Per il suo articolo, Ravenscraft si è anche fatto una passeggiata virtuale per le strade di Decentraland. Lo ha descritto come un mondo ancora piuttosto vuoto e deludente, frequentato solo in alcuni suoi punti nevralgici: per esempio il “fashion district”, il quartiere della moda, presidiato da pubblicità di aziende come Chanel, Tommy Hilfiger o Dolce & Gabbana, ma che per ora non offre comunque granché da fare. Ravenscraft ha scritto che più che un mondo in divenire, in Decentraland ha visto «le facciate di un set cinematografico» dietro le quali però non c’è ancora nulla. «È una città fantasma a tutti gli effetti», ha scritto, evidenziando peraltro la pochezza grafica della piattaforma, i suoi molti bug e i pochi controlli sui nomi talvolta offensivi usati nel gioco.

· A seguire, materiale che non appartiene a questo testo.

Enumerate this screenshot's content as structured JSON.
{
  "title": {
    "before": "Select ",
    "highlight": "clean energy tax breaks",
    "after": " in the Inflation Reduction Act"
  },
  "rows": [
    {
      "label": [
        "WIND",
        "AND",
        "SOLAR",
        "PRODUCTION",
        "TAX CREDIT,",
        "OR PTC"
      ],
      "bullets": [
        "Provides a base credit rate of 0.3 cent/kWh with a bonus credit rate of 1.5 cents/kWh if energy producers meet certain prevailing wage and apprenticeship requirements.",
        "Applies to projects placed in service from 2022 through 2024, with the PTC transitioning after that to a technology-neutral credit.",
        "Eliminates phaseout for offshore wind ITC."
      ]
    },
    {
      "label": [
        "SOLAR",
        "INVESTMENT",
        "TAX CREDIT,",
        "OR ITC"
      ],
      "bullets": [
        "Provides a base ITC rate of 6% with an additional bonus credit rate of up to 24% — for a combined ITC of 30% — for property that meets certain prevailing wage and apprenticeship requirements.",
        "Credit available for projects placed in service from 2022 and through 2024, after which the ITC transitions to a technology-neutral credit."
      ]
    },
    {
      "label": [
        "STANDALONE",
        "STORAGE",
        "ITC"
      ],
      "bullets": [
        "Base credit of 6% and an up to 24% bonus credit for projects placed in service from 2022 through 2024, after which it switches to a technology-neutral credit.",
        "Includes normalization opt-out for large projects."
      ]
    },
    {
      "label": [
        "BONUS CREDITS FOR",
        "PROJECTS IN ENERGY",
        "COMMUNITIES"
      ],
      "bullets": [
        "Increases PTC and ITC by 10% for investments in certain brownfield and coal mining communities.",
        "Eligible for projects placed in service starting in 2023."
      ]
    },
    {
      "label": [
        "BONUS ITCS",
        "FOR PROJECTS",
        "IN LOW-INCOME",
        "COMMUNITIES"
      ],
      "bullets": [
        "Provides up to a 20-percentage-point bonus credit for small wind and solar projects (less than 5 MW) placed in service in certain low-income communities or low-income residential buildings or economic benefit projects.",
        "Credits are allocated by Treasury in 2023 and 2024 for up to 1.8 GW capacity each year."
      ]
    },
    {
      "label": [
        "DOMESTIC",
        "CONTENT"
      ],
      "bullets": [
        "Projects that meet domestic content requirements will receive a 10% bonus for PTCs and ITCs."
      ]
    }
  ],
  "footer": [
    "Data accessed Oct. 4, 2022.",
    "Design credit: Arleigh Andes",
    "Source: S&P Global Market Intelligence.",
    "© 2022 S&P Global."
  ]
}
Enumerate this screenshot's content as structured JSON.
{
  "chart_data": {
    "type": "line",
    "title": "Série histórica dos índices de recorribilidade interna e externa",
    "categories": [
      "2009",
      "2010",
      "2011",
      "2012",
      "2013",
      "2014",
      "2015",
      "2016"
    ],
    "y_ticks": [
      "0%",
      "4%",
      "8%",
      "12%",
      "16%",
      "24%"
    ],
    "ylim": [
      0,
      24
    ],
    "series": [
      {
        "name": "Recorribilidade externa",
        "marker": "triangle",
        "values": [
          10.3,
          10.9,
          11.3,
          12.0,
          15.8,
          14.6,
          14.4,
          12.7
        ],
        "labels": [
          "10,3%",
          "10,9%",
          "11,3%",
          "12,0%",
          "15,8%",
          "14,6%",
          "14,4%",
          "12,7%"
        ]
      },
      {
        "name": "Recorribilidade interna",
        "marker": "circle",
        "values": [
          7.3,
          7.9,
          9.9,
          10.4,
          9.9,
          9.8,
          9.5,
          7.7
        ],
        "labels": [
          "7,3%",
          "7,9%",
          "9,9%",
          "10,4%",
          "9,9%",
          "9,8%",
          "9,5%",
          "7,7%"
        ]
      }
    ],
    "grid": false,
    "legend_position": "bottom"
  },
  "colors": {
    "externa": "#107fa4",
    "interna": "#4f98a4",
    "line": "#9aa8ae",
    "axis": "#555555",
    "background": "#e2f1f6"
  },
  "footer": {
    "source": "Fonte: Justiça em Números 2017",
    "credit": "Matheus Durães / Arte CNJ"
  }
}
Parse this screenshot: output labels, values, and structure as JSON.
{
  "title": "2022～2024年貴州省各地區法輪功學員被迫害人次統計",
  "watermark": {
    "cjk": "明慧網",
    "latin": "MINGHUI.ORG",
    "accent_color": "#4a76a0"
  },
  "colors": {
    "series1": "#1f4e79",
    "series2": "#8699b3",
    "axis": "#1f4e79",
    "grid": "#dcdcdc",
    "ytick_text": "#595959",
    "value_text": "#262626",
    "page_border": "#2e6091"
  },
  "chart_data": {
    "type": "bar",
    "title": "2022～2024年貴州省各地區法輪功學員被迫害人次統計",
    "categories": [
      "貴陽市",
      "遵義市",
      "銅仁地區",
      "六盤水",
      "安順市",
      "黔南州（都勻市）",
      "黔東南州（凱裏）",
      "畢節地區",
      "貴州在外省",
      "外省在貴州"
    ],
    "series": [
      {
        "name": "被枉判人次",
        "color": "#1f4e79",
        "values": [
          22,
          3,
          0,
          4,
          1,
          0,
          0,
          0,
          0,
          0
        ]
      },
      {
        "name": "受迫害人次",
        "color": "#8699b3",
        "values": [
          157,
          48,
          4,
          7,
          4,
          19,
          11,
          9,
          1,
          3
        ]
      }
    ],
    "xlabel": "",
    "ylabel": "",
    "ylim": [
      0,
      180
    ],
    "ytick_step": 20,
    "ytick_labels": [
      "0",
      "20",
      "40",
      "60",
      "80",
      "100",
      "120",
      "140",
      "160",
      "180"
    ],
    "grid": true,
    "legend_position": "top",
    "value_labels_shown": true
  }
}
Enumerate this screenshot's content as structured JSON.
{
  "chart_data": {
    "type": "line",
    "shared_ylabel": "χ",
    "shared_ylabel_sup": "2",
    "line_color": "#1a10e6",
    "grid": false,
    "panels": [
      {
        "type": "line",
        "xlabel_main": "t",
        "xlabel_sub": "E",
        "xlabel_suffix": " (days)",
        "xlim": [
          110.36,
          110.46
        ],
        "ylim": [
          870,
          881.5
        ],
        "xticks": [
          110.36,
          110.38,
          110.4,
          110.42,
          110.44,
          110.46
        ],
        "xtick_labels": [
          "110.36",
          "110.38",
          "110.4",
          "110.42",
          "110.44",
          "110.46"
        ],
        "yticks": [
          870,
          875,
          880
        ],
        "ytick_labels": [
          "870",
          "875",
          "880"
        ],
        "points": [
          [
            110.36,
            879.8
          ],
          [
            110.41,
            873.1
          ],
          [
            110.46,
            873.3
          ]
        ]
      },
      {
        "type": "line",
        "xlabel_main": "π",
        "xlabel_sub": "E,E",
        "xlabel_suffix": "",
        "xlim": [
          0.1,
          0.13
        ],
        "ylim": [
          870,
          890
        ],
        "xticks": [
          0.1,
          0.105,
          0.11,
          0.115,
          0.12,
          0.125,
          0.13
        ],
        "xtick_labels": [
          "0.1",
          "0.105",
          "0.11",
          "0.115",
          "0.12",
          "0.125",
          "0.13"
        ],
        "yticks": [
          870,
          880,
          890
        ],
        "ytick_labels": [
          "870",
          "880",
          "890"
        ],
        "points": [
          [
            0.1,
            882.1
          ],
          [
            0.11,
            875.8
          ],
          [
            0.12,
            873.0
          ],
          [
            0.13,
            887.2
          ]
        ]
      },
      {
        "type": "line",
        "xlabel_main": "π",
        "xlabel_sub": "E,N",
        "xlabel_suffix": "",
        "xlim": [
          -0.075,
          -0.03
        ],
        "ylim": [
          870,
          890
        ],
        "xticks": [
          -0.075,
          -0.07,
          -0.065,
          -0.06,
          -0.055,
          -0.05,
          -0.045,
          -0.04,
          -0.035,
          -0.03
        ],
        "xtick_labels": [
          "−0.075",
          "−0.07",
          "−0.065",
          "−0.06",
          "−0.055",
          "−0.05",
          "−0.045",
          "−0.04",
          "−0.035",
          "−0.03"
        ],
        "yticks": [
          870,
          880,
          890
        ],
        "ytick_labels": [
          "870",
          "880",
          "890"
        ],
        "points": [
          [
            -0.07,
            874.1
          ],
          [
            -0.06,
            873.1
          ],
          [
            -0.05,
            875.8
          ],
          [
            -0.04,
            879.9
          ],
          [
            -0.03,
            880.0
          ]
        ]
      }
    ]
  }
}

Come le tecnologie su cui si appoggiano, anche i terreni nel metaverso sono insomma una questione su cui esiste un enorme scarto di percezione tra chi se ne occupa ed è coinvolto direttamente e chi osserva il fenomeno dall’esterno. I primi accusano solitamente i secondi di non capire.

Forse questi terreni sono un pezzo – letteralmente – di quello che potrebbe essere il futuro della tecnologia, e quindi dell’economia, e quindi il corrispettivo di quello che vent’anni fa potevano essere le azioni Amazon o dieci anni fa una manciata di Bitcoin. Magari tra qualche anno moltissimi tra noi avranno un avatar in Decentraland, e oltre a pagare terreni virtuali compreranno armadi virtuali in cui riporre cappotti virtuali, da usare in quello di cui già si parla come “omniverso” (l’unione tra il reale e il metaverso). O magari, qualche abbozzo di metaverso continuerà a crescere per alcuni mesi, dando modo a molti di rischiare e guadagnare soldi prima che la bolla esploda.

È possibile che uno o più metaversi perdano di colpo valore, magari perché rimpiazzati da qualcosa di migliore e più interessante, e che molte persone si ritrovino quindi con terreni senza valore. Per esempio per colpa di una imprevista svalutazione dei mana. Come sempre succede quando tutti vogliono vendere e nessuno comprare, qualcuno resterà fregato.

Intanto, però, c’è chi parla di ambasciate e cimiteri nel metaverso, e tra le piattaforme che si stanno facendo notare c’è SuperWorld, un mondo virtuale che ricalca il mondo reale (la Terra, insomma) ed è diviso in 64,8 miliardi di pezzettini, ognuno in vendita come NFT. A meno che non viviate a Manhattan o davanti al Colosseo, ci sono buone ragioni per credere che il quadratino della vostra casa sia acquistabile per qualche centinaio di euro. Nel caso ci stiate pensando è il caso, come ha scritto Fortune, «di fare prima i conti con quello che è davvero un terreno digitale: uno spazio intangibile in un mondo virtuale», una scommessa che rappresenta a sua volta «una scommessa sul futuro del metaverso stesso».